Nesses reencontros tudo acontece: algum poema que na primeira leitura pareceu
desinteressante logo se disfarça de outra maneira e vira magia, outros
pequeninos, de circunstância, ganham brilho e crescem, outros mais vibram em
sonoridade e ritmo, eis aí tudo a se modificar – é um novo livro que temos nas
mãos.
Com
Manuel Bandeira, então, nem se fala! Como a releitura enriquece, mais que
nenhuma, a sua poesia! Mas a importância do volume que tenho em mãos não é
somente o manancial da poesia que jorra. Começa, desde logo, pela leitura da
orelha. Não é qualquer livro nem qualquer autor que possa se orgulhar de ser
“orelhado” por nada menos que Otto Maria Carpeaux, escritor austríaco que
abrasileirou, tão rápido, como a maioria daqueles que foram atirados até nós
pelo desatino da guerra.
Otto
Maria Carpeaux chegou aqui em 1939 e foi mandado para o Paraná, como...

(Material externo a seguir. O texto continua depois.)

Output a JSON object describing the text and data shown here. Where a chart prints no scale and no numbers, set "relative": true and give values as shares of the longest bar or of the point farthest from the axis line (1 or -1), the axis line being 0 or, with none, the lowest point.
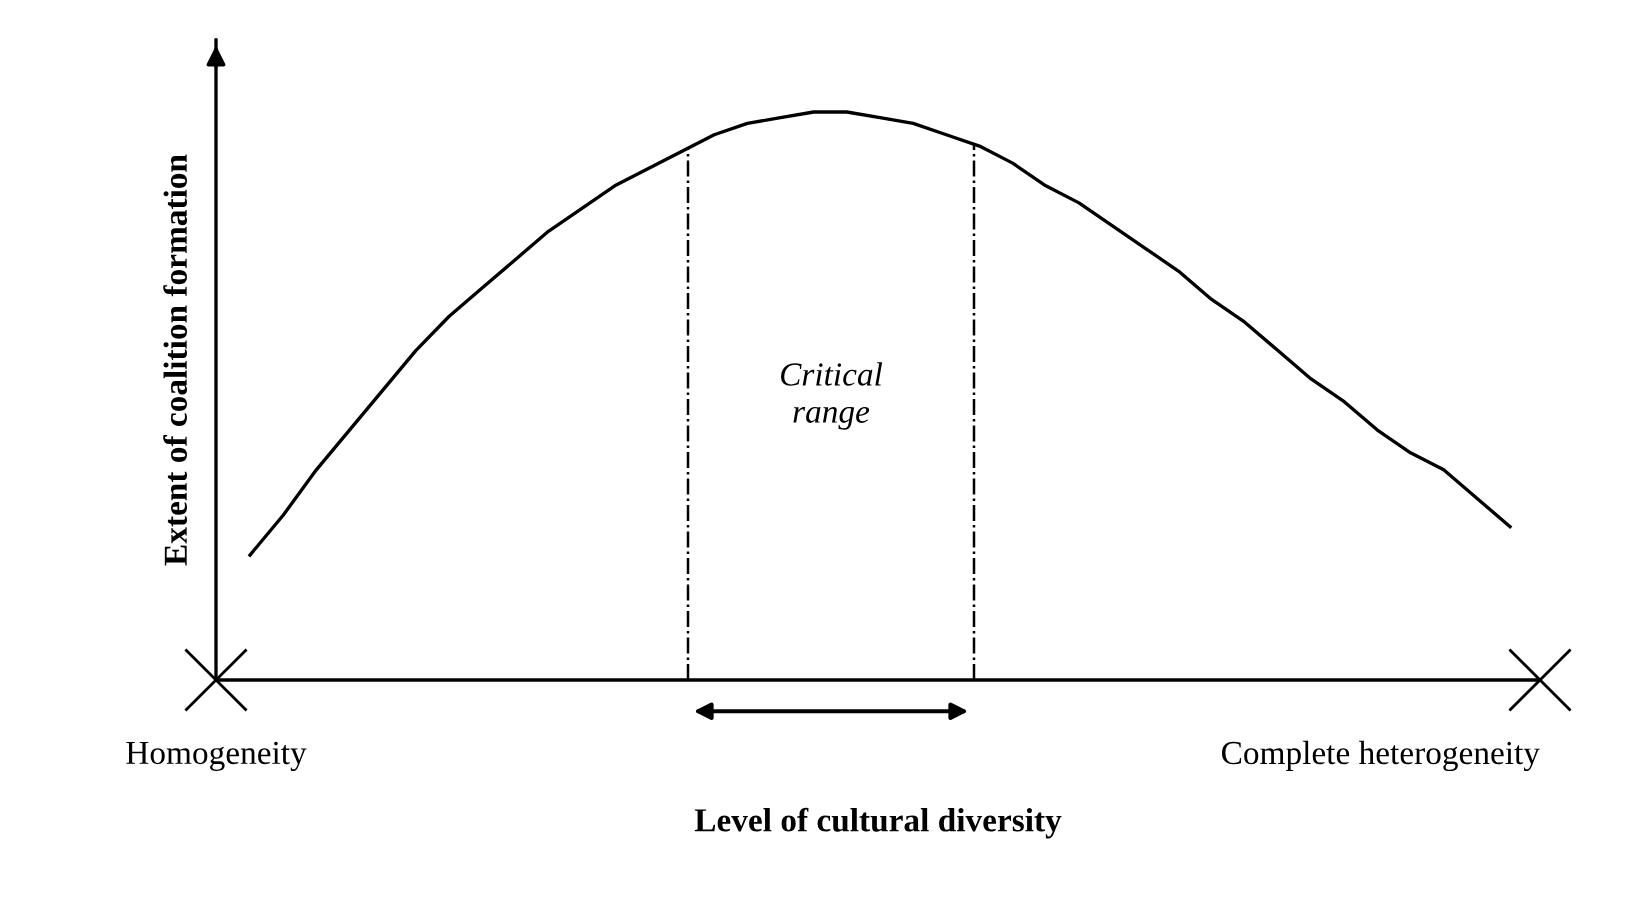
{
  "chart_data": {
    "type": "line",
    "relative": true,
    "xlabel": "Level of cultural diversity",
    "ylabel": "Extent of coalition formation",
    "categories": [
      null,
      null,
      null,
      null,
      null,
      null,
      null,
      null,
      null,
      null,
      null,
      null,
      null,
      null,
      null,
      null,
      null,
      null,
      null,
      null,
      null,
      null,
      null,
      null,
      null,
      null,
      null,
      null,
      null,
      null,
      null,
      null,
      null,
      null,
      null,
      null,
      null,
      null,
      null
    ],
    "series": [
      {
        "color": "#000000",
        "values": [
          0.22,
          0.29,
          0.37,
          0.44,
          0.51,
          0.58,
          0.64,
          0.69,
          0.74,
          0.79,
          0.83,
          0.87,
          0.9,
          0.93,
          0.96,
          0.98,
          0.99,
          1.0,
          1.0,
          0.99,
          0.98,
          0.96,
          0.94,
          0.91,
          0.87,
          0.84,
          0.8,
          0.76,
          0.72,
          0.67,
          0.63,
          0.58,
          0.53,
          0.49,
          0.44,
          0.4,
          0.37,
          0.32,
          0.27
        ]
      }
    ],
    "annotations": [
      "Homogeneity",
      "Complete heterogeneity",
      "Critical\nrange"
    ],
    "grid": false,
    "marker": "none",
    "line_style": "solid"
  }
}
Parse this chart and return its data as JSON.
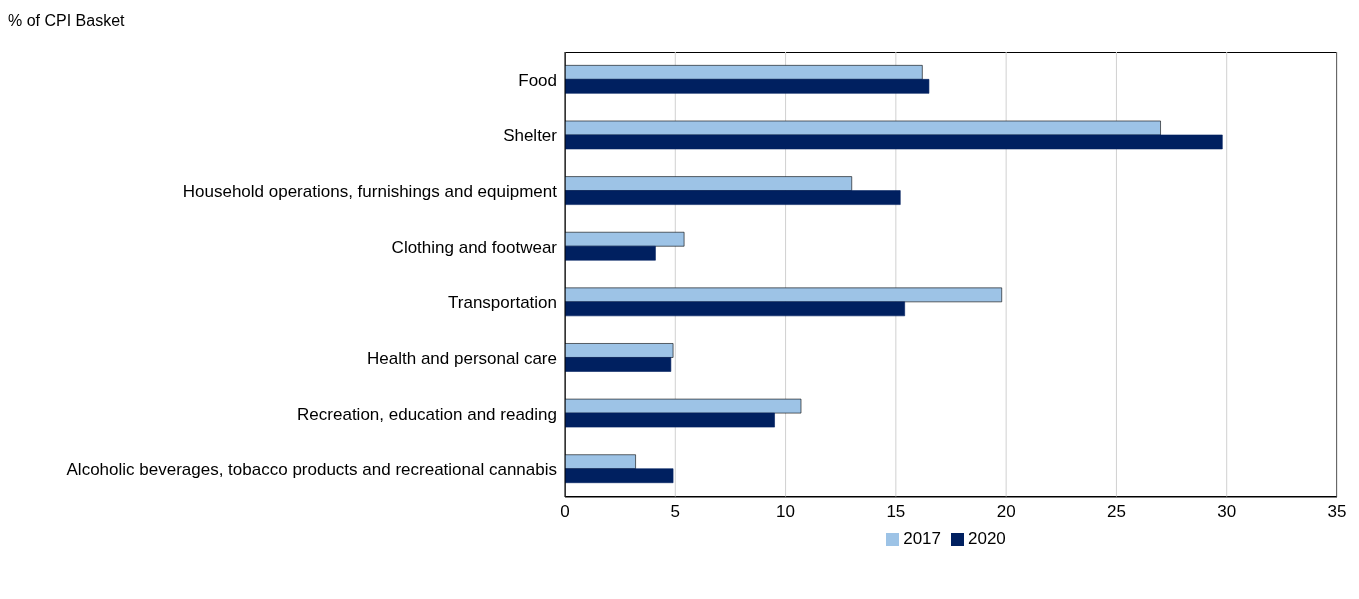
{
  "chart_data": {
    "type": "bar",
    "orientation": "horizontal",
    "xlabel": "% of CPI Basket",
    "categories": [
      "Food",
      "Shelter",
      "Household operations, furnishings and equipment",
      "Clothing and footwear",
      "Transportation",
      "Health and personal care",
      "Recreation, education and reading",
      "Alcoholic beverages, tobacco products and recreational cannabis"
    ],
    "series": [
      {
        "name": "2017",
        "color": "#9dc3e6",
        "values": [
          16.2,
          27.0,
          13.0,
          5.4,
          19.8,
          4.9,
          10.7,
          3.2
        ]
      },
      {
        "name": "2020",
        "color": "#002060",
        "values": [
          16.5,
          29.8,
          15.2,
          4.1,
          15.4,
          4.8,
          9.5,
          4.9
        ]
      }
    ],
    "xlim": [
      0,
      35
    ],
    "xticks": [
      0,
      5,
      10,
      15,
      20,
      25,
      30,
      35
    ],
    "grid": "x",
    "legend": "bottom"
  }
}
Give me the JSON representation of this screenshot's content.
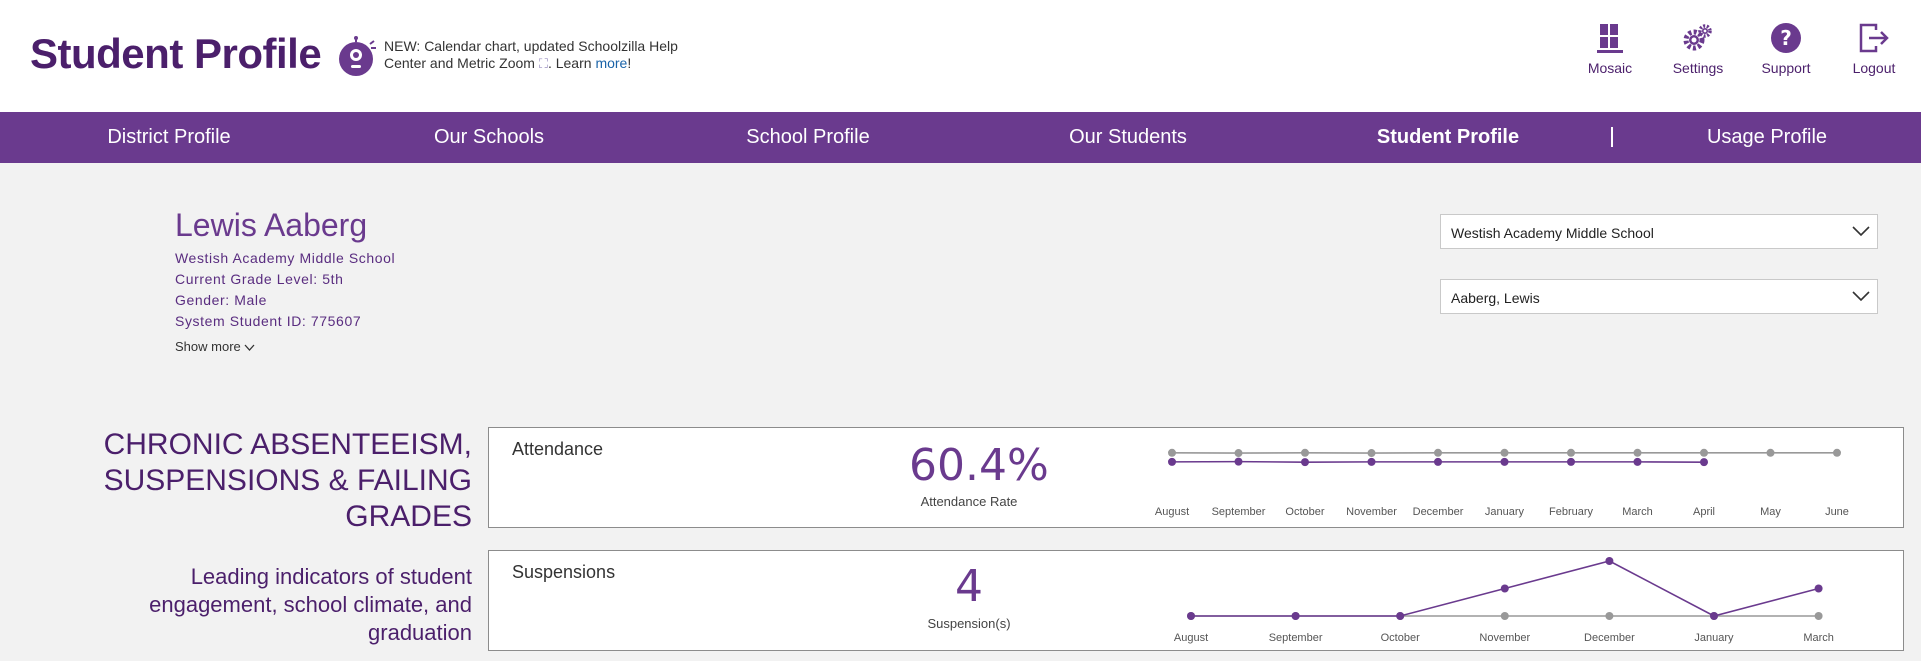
{
  "header": {
    "app_title": "Student Profile",
    "announcement": {
      "text": "NEW: Calendar chart, updated Schoolzilla Help Center and Metric Zoom",
      "zoom_glyph": "⛶",
      "learn": ". Learn ",
      "link": "more",
      "end": "!"
    },
    "topnav": [
      {
        "label": "Mosaic",
        "icon": "mosaic-icon"
      },
      {
        "label": "Settings",
        "icon": "gear-icon"
      },
      {
        "label": "Support",
        "icon": "question-icon"
      },
      {
        "label": "Logout",
        "icon": "logout-icon"
      }
    ]
  },
  "mainnav": {
    "items": [
      {
        "label": "District Profile",
        "active": false
      },
      {
        "label": "Our Schools",
        "active": false
      },
      {
        "label": "School Profile",
        "active": false
      },
      {
        "label": "Our Students",
        "active": false
      },
      {
        "label": "Student Profile",
        "active": true
      },
      {
        "label": "Usage Profile",
        "active": false
      }
    ]
  },
  "student": {
    "name": "Lewis Aaberg",
    "school": "Westish Academy Middle School",
    "grade": "Current Grade Level: 5th",
    "gender": "Gender: Male",
    "system_id": "System Student ID: 775607",
    "show_more": "Show more"
  },
  "selectors": {
    "school": "Westish Academy Middle School",
    "student": "Aaberg, Lewis"
  },
  "section": {
    "title_lines": [
      "CHRONIC ABSENTEEISM,",
      "SUSPENSIONS & FAILING",
      "GRADES"
    ],
    "subtitle_lines": [
      "Leading indicators of student",
      "engagement, school climate, and",
      "graduation"
    ]
  },
  "colors": {
    "brand_purple": "#6a3a8e",
    "dark_purple": "#4b1f6b",
    "comparison_gray": "#999999"
  },
  "cards": {
    "attendance": {
      "title": "Attendance",
      "value": "60.4%",
      "label": "Attendance Rate"
    },
    "suspensions": {
      "title": "Suspensions",
      "value": "4",
      "label": "Suspension(s)"
    }
  },
  "chart_data": [
    {
      "type": "line",
      "title": "",
      "categories": [
        "August",
        "September",
        "October",
        "November",
        "December",
        "January",
        "February",
        "March",
        "April",
        "May",
        "June"
      ],
      "series": [
        {
          "values": [
            0.97,
            0.96,
            0.97,
            0.96,
            0.97,
            0.97,
            0.97,
            0.97,
            0.97,
            0.97,
            0.97
          ]
        },
        {
          "values": [
            0.62,
            0.63,
            0.61,
            0.62,
            0.62,
            0.62,
            0.62,
            0.62,
            0.61,
            null,
            null
          ]
        }
      ],
      "ylim": [
        0,
        1
      ]
    },
    {
      "type": "line",
      "title": "",
      "categories": [
        "August",
        "September",
        "October",
        "November",
        "December",
        "January",
        "March"
      ],
      "series": [
        {
          "values": [
            0,
            0,
            0,
            0,
            0,
            0,
            0
          ]
        },
        {
          "values": [
            0,
            0,
            0,
            1,
            2,
            0,
            1
          ]
        }
      ],
      "ylim": [
        0,
        2
      ]
    }
  ]
}
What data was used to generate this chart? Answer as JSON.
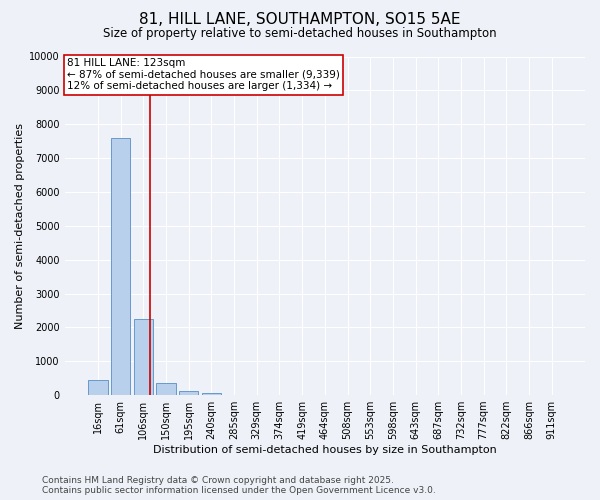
{
  "title": "81, HILL LANE, SOUTHAMPTON, SO15 5AE",
  "subtitle": "Size of property relative to semi-detached houses in Southampton",
  "xlabel": "Distribution of semi-detached houses by size in Southampton",
  "ylabel": "Number of semi-detached properties",
  "categories": [
    "16sqm",
    "61sqm",
    "106sqm",
    "150sqm",
    "195sqm",
    "240sqm",
    "285sqm",
    "329sqm",
    "374sqm",
    "419sqm",
    "464sqm",
    "508sqm",
    "553sqm",
    "598sqm",
    "643sqm",
    "687sqm",
    "732sqm",
    "777sqm",
    "822sqm",
    "866sqm",
    "911sqm"
  ],
  "values": [
    450,
    7600,
    2250,
    350,
    120,
    60,
    5,
    0,
    0,
    0,
    0,
    0,
    0,
    0,
    0,
    0,
    0,
    0,
    0,
    0,
    0
  ],
  "bar_color": "#b8d0eb",
  "bar_edge_color": "#6699cc",
  "vline_x_index": 2.28,
  "vline_color": "#cc0000",
  "property_label": "81 HILL LANE: 123sqm",
  "annotation_line1": "← 87% of semi-detached houses are smaller (9,339)",
  "annotation_line2": "12% of semi-detached houses are larger (1,334) →",
  "ylim": [
    0,
    10000
  ],
  "yticks": [
    0,
    1000,
    2000,
    3000,
    4000,
    5000,
    6000,
    7000,
    8000,
    9000,
    10000
  ],
  "footer_line1": "Contains HM Land Registry data © Crown copyright and database right 2025.",
  "footer_line2": "Contains public sector information licensed under the Open Government Licence v3.0.",
  "bg_color": "#eef2f8",
  "plot_bg_color": "#eef2f8",
  "grid_color": "#ffffff",
  "title_fontsize": 11,
  "subtitle_fontsize": 8.5,
  "axis_label_fontsize": 8,
  "tick_fontsize": 7,
  "footer_fontsize": 6.5,
  "annotation_fontsize": 7.5
}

agricultor! Claro que foi coisa de momento, porque logo se desviou para São
Paulo e tratou de sobreviver ao primeiro momento de dureza vendendo objetos
pessoais, um pouco do patrimônio que trouxe da terra natal. Depois de breve
correspondência com Álvaro Lins, Carpeaux foi convidado para escrever no
Correio da Manhã (jornal publicado no Rio de Janeiro, na pré-história da
imprensa, junto com o JB e O Globo – bem antes da família Marinho engolir
vorazmente TODA a imprensa da antiga Capital Federal).
Daí
em diante o leitor pôde saborear, como se fosse um produto popular, toda a
erudição desse notável brasileiro. Sim, no mesmo ano em que Stefan Zweig – em
depressão plena – desistia do Brasil dividindo um copo de cicuta com sua mulher
Lotte, no mesmo ano que este escriba era parido na Paraíba, o entusiasmado
emigrante Otto Maria Carpeaux se tornava brasileiro da gema...
Todo
o conhecimento adquirido por Otto Maria Carpeaux não foi obra do acaso. Ainda
estudante ele dominava vários idiomas (inglês, italiano, francês, alemão,
espanhol, etc.), mas não o português – o que demonstra que sua chegada aqui não
tinha sido planejada. Entretanto, o estudo de línguas facilitou para que se
tornasse fluente na nossa língua com pouco mais de um ano de dedicado estudo.
Sua
formação acadêmica em várias matérias – que abrangia física, matemática,
sociologia, filosofia, música e literatura – serviu de manancial para tudo que
aqui produziu, destacando-se os oito volumes consagrados à História da
Literatura Ocidental (1947), Uma Nova História da Música (1958) e os volumes de
Ensaios Reunidos (2005).
Agora
pasmem: nenhum sinal dessa vastidão de conhecimento perpassa pelo texto que
dedicou ao poeta Manuel Bandeira. É claro que aqui e ali Otto Maria Carpeaux
destaca as qualidades poéticas de Manuel Bandeira, principalmente como autor de
“versos felizes”, mas em quantidade e volume tão grandes que, para o ensaísta,
isso era tão natural ao poeta quanto à proximidade da morte...
Não,
nesse pequeno texto apertado na orelha de Estrela da Vida Inteira, Otto Maria
Carpeaux desvenda o olhar do leitor para a importância do lirismo na poesia de
Manuel Bandeira, lirismo esse que deságua como cachoeira no ritmo, na
sonoridade, na cadência verbal, transplantando os versos diretamente ao solo
musical. Essa musicalidade, pressentida desde logo pelos contemporâneos do
poeta, fez de Manuel Bandeira autor principal da canção brasileira, assim
entendida como os lieder alemães.
Para
não esticar mais a conversa, leia a seguir o texto de Otto Maria Carpeaux,
depois saiba de algumas informações sobre a obra musicada de Manuel Bandeira.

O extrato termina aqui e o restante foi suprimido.